The categorical contours of the Chomsky-Schützenberger representation theorem
Paul-André Melliès, Noam Zeilberger
TL;DR
This work recasts context-free grammars and nondeterministic finite-state automata within a unified categorical framework, treating grammars as functors from free operads and automata as finitary ULF functors, thereby enabling CFGs and NFAs to be studied over arbitrary categories and operads. The key innovations are the operad of spliced arrows, the contour category with its adjunction to splicing, and the universal tree contour language, which together yield a generalized Chomsky–Schützenberger representation: a language is a CFL of arrows iff it is a functorial image of the intersection of a tree contour language with a regular language.

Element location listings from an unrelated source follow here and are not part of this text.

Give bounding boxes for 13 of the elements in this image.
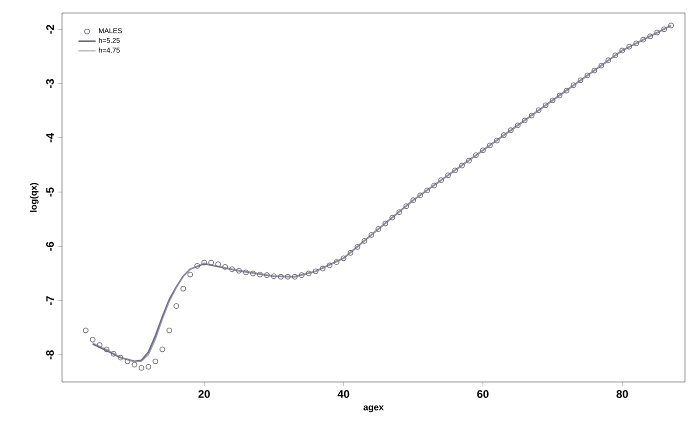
- x-tick-label: 60: [477, 390, 489, 398]
- y-axis-title: log(qx): [30, 182, 39, 212]
- y-tick-label: -5: [46, 187, 54, 197]
- y-tick-label: -8: [46, 350, 54, 360]
- x-tick-label: 40: [338, 390, 350, 398]
- y-tick-label: -4: [46, 132, 54, 142]
- y-tick-label: -7: [46, 296, 54, 306]
- x-tick-label: 20: [198, 390, 210, 398]
- y-tick-label: -6: [46, 242, 54, 251]
- y-tick-label: -2: [46, 24, 54, 34]
- x-tick-label: 80: [616, 390, 628, 398]
- y-tick-label: -3: [46, 79, 54, 88]
- x-axis-title: agex: [364, 405, 384, 412]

The authors develop closure properties, a fibrational parsing view, and a pullback construction that jointly handle the intersection of CFLs with regular languages, and they extend the framework to generalized CFGs over arbitrary operads, including multiple and parallel CFGs. Collectively, the results provide a robust categorical foundation for formal languages, automata, and parsing, with potential implications for type systems, LR parsing, and cross-domain applications in category theory and computer science.
Abstract
We develop fibrational perspectives on context-free grammars and on nondeterministic finite-state automata over categories and operads. A generalized CFG is a functor from a free colored operad (aka multicategory) generated by a pointed finite species into an arbitrary base operad: this encompasses classical CFGs by taking the base to be a certain operad constructed from a free monoid, as an instance of a more general construction of an \emph{operad of spliced arrows} $\mathcal{W}\,\mathcal{C}$ for any category $\mathcal{C}$. A generalized NFA is a functor from an arbitrary bipointed category or pointed operad satisfying the unique lifting of factorizations and finite fiber properties: this encompasses classical word automata and tree automata without $ε$-transitions, but also automata over non-free categories and operads. We show that generalized context-free and regular languages satisfy suitable generalizations of many of the usual closure properties, and in particular we give a simple conceptual proof that context-free languages are closed under intersection with regular languages. Finally, we observe that the splicing functor $\mathcal{W} : Cat \to Oper$ admits a left adjoint $\mathcal{C}: Oper \to Cat$, which we call the \emph{contour category} construction since the arrows of $\mathcal{C}\,\mathcal{O}$ have a geometric interpretation as oriented contours of operations of $\mathcal{O}$. A direct consequence of the contour / splicing adjunction is that every pointed finite species induces a universal CFG generating a language of \emph{tree contour words.} This leads us to a generalization of the Chomsky-Schützenberger Representation Theorem, establishing that a subset of a homset $L \subseteq \mathcal{C}(A,B)$ is a CFL of arrows if and only if it is a functorial image of the intersection of a $\mathcal{C}$-chromatic tree contour language with a regular language.